The Toronto Thread Continues
Canadian artists had been rewriting global pop for years, and OMW stands as a small but genuine data point in that ongoing story. The track doesn't announce itself loudly; it simply arrives, does its work, and moves on, which is precisely the ethos both artists had cultivated through their careers. Whether it becomes a deep cut on a future playlist or a gateway track for new listeners discovering PND's catalog, its placement on the Hot 100 confirms that the audience was paying attention and ready to follow. Press play, and the appeal becomes clear in about thirty seconds: two artists who know exactly what they're doing, doing it together.

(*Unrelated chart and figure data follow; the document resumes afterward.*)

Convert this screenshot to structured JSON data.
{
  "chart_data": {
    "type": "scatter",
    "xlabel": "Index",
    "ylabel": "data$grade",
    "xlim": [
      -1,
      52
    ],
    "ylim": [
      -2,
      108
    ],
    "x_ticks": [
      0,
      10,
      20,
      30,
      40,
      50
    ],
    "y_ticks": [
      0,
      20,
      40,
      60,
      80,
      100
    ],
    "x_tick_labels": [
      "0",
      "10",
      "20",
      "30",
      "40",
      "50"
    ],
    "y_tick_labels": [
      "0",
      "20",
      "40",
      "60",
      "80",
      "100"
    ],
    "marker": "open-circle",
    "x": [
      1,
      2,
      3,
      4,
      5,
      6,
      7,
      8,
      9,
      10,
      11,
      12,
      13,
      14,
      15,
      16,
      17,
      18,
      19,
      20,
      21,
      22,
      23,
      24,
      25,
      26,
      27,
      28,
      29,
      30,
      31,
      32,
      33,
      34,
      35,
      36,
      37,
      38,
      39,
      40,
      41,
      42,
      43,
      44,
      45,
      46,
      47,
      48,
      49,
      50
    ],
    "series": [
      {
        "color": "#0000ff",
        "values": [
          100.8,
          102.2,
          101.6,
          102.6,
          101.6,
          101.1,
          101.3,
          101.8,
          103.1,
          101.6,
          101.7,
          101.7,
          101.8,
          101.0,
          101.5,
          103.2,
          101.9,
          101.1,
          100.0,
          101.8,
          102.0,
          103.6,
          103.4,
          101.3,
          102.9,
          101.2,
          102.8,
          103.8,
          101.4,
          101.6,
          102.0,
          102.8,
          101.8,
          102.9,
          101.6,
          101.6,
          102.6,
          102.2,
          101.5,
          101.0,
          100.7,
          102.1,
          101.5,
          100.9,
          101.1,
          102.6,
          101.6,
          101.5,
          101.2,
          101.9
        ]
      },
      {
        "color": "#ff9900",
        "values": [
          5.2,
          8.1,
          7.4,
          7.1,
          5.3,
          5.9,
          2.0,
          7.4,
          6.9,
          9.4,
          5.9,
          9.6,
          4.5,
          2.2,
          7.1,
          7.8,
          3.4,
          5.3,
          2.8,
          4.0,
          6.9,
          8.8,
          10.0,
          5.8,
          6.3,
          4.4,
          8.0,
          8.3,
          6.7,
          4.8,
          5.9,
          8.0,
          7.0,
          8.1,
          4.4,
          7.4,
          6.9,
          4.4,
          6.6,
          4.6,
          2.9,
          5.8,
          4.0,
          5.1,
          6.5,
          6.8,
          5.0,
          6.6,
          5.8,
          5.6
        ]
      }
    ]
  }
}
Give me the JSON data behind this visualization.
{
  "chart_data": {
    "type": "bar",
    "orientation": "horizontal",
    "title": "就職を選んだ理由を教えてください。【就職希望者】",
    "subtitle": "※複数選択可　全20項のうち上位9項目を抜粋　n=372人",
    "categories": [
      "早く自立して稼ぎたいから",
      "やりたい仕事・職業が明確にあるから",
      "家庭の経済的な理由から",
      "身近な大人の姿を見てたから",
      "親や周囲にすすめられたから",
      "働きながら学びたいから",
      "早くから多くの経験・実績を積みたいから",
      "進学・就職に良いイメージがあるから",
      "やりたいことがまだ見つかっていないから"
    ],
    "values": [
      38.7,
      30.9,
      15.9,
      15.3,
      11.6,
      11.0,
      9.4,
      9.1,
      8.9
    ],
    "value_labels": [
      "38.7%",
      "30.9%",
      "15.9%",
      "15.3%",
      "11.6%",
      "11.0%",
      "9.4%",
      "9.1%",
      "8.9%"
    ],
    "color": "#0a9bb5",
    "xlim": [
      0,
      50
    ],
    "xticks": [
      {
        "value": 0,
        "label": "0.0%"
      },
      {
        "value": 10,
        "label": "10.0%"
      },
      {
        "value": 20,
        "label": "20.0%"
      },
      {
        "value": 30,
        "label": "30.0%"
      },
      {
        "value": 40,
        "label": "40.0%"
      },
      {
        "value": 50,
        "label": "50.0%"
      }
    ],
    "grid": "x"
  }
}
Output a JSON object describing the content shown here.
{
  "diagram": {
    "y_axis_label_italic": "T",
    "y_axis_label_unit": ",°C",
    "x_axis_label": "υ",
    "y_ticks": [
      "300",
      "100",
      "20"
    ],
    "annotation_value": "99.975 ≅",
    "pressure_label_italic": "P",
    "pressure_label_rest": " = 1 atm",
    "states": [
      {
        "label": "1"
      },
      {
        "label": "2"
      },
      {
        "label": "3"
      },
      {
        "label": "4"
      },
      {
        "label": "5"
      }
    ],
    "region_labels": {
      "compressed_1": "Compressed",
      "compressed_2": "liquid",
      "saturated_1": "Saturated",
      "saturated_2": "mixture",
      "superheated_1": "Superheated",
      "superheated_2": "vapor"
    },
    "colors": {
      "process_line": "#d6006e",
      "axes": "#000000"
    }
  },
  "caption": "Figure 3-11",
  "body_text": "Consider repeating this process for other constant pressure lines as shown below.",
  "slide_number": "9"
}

“OMW” — PARTYNEXTDOOR & Drake's singular moment on the 2020s charts.
02 Song Meaning
OMW — What PARTYNEXTDOOR & Drake Are Really Saying
The Promise in Three Letters
"On my way" is such a commonplace phrase that it barely registers as language anymore; people type it automatically, a reflex of modern communication reduced to three letters. But in OMW, the phrase carries weight precisely because of who is saying it and the full context in which it appears. The song uses that small statement of arrival as a frame for something more emotionally complex: the tension between wanting to be somewhere and the uncertainty of what exactly will happen once you get there.
Longing and Proximity
The lyrical terrain of OMW sits firmly in the emotional zone that both PARTYNEXTDOOR and Drake had explored throughout their careers: the intersection of desire, distance, and ambivalence. PND's verses circle around a figure the narrator is moving toward, but the movement itself feels loaded, carrying both the heat of anticipation and the residue of prior complications. The late-night production reinforces this emotional subtext; nobody sends "on my way" at two in the afternoon with that particular brand of feeling attached to it. The song understands the hour it was made for.
Two Voices, Complementary Angles
What makes the lyrical dynamic interesting is how PND and Drake approach the same emotional territory from slightly different registers. PND tends toward the immersive, living inside the feeling without stepping back to explain it. Drake is more likely to narrate, to frame the situation with a self-awareness that borders on commentary. Together, they create a kind of stereo perspective on the same scenario, which gives the listener more to hold onto than a solo performance might. You hear the situation from inside and from a slight remove simultaneously.
The 2020s Emotional Grammar
The emotional world of OMW fits neatly into a broader pattern in mid-2020s R&B and hip-hop: the reluctance to define relationships clearly, the preference for showing up in the margins of someone's life rather than claiming the center. In an era when communication had become simultaneously constant and ambiguous, a song built around a simple text message phrase resonated because listeners recognized the gap between what those three letters say and what they actually mean. The song debuted on the Billboard Hot 100 on March 1, 2025, connecting immediately with an audience that lived that exact tension in their daily lives.
Why It Lands
What OMW offers its listeners is the feeling of being understood in a specific, slightly uncomfortable emotional moment: the space between commitment and uncertainty. Both artists had built massive audiences by making music that spoke to people navigating attachment without clear resolution, desire without full clarity about where it led. The song earns its place in that lineage not through grand declarations but through the precision of its mood and its production. It arrives right where the listener already is, rather than asking the listener to come to it.